Selanjutnya dipertegas dalam ayat (8) pasal yang sama disebutkan bahwa pengembangan diri ASN dimaksud berupa pengembangan talenta dan karier, sehingga merujuk pada ketentuan diatas cukup terbuka peluang adanya kelalaian administratif terhadap keputusan mutasi yang telah diambil oleh Pj Gubernur. Kelalaian administratif ini sesuai UU No, 30 Tahun 2014 tentang Administrasi Pemerintahan, memungkinkan bagi PPTP bersangkutan melakukan upaya administratif, yaitu proses penyelesaian sengketa yang dilakukan dalam lingkungan Administrasi Pemerintahan sebagai akibat dikeluarkannya keputusan dan/atau tindakan yang merugikan. Kemudian dalam pasal 8 UU tersebut, khususnya ayat (3) menyebutkan bahwa badan dan/atau pejabat pemerintahan dalam menggunakan wewenangnya wajib berdasarkan peraturan perundang-undangan dan menerapkan azas-azas umum pemerintahan yang baik (lihat pasal 10).

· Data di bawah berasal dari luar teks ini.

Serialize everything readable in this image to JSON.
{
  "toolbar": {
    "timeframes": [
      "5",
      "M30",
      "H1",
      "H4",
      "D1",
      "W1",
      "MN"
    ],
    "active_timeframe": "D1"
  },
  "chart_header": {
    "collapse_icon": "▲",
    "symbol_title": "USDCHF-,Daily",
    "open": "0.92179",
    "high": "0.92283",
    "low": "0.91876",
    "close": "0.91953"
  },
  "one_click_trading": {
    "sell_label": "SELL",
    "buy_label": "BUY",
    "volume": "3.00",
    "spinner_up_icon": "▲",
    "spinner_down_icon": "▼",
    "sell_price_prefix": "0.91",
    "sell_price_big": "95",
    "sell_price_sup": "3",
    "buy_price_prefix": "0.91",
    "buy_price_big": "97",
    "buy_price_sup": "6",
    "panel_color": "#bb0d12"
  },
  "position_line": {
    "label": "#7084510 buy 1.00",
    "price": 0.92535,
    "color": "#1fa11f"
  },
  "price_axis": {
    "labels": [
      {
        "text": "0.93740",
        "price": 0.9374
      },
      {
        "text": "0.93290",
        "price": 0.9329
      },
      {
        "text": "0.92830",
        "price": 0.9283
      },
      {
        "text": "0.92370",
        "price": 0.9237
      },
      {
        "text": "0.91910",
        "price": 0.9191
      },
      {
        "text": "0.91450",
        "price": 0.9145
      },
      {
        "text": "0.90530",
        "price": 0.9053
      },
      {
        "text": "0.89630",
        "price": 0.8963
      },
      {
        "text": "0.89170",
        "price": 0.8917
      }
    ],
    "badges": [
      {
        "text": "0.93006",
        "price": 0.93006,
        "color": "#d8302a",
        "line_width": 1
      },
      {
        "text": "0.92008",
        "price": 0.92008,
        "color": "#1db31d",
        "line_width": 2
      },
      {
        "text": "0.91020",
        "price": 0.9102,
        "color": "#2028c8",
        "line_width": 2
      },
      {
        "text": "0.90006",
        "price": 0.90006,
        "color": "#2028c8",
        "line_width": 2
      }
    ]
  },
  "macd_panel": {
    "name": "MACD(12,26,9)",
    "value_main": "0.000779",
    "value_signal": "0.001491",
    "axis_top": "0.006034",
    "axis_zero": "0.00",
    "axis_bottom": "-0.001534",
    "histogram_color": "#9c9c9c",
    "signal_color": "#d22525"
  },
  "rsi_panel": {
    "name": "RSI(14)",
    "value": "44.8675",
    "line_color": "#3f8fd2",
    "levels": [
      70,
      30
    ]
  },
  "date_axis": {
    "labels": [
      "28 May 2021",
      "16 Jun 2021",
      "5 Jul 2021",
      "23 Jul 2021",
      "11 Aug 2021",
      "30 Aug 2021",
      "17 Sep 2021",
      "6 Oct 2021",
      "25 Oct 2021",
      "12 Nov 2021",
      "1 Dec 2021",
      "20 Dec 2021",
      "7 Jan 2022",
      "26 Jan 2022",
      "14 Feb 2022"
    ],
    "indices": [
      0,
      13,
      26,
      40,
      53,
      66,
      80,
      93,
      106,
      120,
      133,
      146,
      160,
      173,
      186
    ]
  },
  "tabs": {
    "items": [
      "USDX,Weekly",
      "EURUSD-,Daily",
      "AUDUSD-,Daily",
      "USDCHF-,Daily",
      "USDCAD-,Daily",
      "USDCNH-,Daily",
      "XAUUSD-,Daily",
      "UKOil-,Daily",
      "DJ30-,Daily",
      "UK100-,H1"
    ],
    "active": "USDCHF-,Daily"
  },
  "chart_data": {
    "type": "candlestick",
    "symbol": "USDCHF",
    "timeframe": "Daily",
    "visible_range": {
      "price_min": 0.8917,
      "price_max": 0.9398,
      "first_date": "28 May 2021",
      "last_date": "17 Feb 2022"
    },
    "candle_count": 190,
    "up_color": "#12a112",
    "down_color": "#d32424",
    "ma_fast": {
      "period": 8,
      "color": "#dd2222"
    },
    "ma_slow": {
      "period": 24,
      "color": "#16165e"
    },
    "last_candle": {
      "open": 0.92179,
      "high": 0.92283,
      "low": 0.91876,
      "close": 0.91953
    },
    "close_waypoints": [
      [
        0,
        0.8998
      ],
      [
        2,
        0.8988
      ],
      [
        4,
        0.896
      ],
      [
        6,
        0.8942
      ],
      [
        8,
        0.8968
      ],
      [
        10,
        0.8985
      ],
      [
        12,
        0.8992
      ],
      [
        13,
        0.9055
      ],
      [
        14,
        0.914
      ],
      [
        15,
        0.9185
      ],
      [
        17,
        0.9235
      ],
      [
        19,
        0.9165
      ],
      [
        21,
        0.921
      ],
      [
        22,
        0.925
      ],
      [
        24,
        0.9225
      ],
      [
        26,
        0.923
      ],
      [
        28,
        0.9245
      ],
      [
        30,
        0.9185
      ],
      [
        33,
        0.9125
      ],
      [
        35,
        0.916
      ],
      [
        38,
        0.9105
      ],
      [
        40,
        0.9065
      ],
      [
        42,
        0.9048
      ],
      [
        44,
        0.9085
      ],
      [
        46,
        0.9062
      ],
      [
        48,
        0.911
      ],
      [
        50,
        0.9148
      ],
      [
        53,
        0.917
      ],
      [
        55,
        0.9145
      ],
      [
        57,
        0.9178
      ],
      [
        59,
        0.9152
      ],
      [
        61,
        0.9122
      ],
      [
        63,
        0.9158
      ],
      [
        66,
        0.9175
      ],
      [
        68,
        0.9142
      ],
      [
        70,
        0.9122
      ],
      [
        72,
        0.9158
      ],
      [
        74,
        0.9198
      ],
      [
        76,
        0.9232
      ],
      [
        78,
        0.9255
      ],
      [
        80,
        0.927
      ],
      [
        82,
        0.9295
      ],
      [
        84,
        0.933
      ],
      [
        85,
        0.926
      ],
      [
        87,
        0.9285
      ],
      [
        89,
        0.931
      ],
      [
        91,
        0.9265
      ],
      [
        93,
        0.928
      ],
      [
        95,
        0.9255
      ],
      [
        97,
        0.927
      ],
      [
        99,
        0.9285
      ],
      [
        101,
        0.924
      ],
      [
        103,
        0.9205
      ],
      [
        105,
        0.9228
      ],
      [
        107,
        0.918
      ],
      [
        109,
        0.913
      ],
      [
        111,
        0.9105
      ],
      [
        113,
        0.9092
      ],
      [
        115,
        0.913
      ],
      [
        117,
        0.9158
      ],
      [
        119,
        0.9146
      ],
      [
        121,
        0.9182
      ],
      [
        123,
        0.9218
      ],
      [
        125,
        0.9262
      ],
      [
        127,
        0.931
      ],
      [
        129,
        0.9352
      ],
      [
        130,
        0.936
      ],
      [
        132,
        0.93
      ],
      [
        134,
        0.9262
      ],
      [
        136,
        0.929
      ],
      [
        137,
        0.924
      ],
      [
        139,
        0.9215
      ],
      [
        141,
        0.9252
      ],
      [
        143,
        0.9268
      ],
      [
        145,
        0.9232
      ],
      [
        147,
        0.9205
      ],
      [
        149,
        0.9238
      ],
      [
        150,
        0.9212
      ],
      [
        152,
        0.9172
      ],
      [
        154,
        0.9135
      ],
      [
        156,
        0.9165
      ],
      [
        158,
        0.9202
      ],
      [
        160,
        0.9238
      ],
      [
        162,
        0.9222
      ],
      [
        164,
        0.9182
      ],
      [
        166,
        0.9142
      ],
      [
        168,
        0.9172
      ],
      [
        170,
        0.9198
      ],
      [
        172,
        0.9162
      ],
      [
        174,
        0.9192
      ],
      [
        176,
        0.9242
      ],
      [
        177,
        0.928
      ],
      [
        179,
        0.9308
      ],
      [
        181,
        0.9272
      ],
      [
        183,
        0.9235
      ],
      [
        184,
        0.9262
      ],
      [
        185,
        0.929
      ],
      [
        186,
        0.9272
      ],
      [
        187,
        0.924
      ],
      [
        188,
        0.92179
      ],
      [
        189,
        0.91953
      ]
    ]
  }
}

Pertamyaan mendasarnya; Apakah Pj Kepala Daerah mrmiliki kewenangan mandatori sebagai PPK sebagaimana halnya Kepala Daerah definitif, dimana secara delegatif maupun atributif memiliki keewenangan melekat karena UU, sedangkan Pj Kepala Daerah termasuk Pj Gubernur tidak ada kewenangan dimaksud. Selama ini rujukan atas penetapan kebijakan mutasi dan bahkan promosi ASN yang dilakukan oleh Pj Kepala Daerah adalah PERMENDAGRI No. 4 Tahun 2023 tentang Penjabat Gubernur, Penjabat Bupati dan Penjabat Walikota.
Dalam pasal 15 PERMENDAGRI dimaksud terdapat ambivalen ketentuan, yaitu pada ayat (2) huruf a tegas memberikan larangan bagi Pj Kepala Daerah untuk melakukan diantaranya mutasi ASN. Namun pada ayat (3) pasal yang sama disebutkan bahwa ketentuan larangan yang diatur pada ayat (2) huruf a tadi dapat dikecualikan setalah mendapat persetujuan Menteri, dimana Menteri dimaksud adalah Menteri yang menyelenggarakan urusan pemerintahan dalam negeri, yattu Menteri Dalam Negeri (lihat pasal 1 angka 10).
Disinilah letak perdebatannya, karena PERMENDAGRI bukan merupakan turunan berjenjang dalam tata urutan perundang-undangan di Indonesia, apalagi bertentangan dengan UU diatasnya. Kewenangan pembinaan pegawai ASN melekat pada Presiden, sebagaimana diatur dengan tegas pada pasal 26 ayat (1) UU No. 20 Tahun 2023, bahwa Presiden selaku pemegang kekuasaan pemerintahan merupakan pemegang kekuasaan tertinggi dalam kebijakan, pembinaan profesi dan manajemen ASN.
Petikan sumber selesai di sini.